The 2017 edition of so-called Balikatan, the first one during the Philippine President Rodrigo Duterte's tenure, began with a ceremony at the headquarters in Camp Aguinaldo to the north of Manila, said the Armed Forces spokesperson Restituto Padilla.
Nearly 5,400 soldiers - including 2,800 Philippine and 2,600 US troops - will participate in these 12-day exercises.
The number of troops, joined by some Australian and Japanese soldiers, has been considerably reduced as compared to previous years, when 11,000 US and Philippine soldiers took part in the exercises.
The current edition of Balikatan will be restricted to anti-terrorist and disaster response operations only, explained the military spokesperson to EFE.
Manila has deployed its biggest warship in this manoeuvre which will focus on mass casualty evacuation, urban search and rescue, underwater demolition and anti-terrorism operations in Samar, Cagayan, Isabela, Aurora and Nueva Ecija provinces.

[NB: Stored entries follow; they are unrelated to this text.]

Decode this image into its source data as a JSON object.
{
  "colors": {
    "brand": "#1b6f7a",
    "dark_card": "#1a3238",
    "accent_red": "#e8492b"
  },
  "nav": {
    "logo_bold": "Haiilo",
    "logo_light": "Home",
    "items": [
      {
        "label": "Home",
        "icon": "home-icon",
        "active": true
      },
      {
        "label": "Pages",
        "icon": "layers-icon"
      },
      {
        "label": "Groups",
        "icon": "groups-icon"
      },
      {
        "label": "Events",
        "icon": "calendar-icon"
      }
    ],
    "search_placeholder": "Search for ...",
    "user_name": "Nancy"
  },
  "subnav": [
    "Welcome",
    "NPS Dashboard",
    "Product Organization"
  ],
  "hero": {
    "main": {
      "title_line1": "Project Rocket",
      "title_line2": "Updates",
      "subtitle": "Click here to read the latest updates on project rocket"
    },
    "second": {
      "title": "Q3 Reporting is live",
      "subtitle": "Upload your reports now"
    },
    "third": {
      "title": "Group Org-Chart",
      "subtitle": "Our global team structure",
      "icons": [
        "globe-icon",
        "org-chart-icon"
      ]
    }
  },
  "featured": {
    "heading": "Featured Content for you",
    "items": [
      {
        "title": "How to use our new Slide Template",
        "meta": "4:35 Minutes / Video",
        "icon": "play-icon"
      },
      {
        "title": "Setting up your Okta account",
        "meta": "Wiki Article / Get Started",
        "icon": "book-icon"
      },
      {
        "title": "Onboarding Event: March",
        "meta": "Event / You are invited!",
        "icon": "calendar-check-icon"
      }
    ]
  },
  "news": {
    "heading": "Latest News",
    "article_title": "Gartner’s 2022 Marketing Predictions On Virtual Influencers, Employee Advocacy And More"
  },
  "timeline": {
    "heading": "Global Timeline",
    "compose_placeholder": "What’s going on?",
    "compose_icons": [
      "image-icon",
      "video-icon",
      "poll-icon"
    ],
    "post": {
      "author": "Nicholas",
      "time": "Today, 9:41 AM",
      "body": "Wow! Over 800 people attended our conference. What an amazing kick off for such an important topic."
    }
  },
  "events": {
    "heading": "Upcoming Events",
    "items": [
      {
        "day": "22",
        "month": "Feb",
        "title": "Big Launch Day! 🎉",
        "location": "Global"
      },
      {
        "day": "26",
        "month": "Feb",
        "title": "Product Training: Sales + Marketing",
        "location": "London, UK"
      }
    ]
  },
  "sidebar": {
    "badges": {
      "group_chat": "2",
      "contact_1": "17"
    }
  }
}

During previous years, both armies practiced war situations with response exercises in the face of an invasion.
This edition does not even include exercises near the Spratly archipelago in the South China Sea where Manila and Beijing are embroiled in territorial disputes over the sovereignty issue.
The scaled-back exercises come after Duterte changed the Philippines' foreign policy, distancing the country from Washington and aligning itself more with China with whom it has signed several cooperation agreements and has proposed strengthening defence ties.
Last week, three Chinese warships visited the Philippines - for the first time since 2010 - to "bolster camaraderie and understanding between the two navies through naval diplomacy," according to the Armed Forces of the island country.
Balikatan has taken place every year since the US and the Philippines signed a mutual defence agreement in 1951.
Duterte agreed to it even though in October, during another program of joint manoeuvres, he promised that those would be the last ones to be conducted.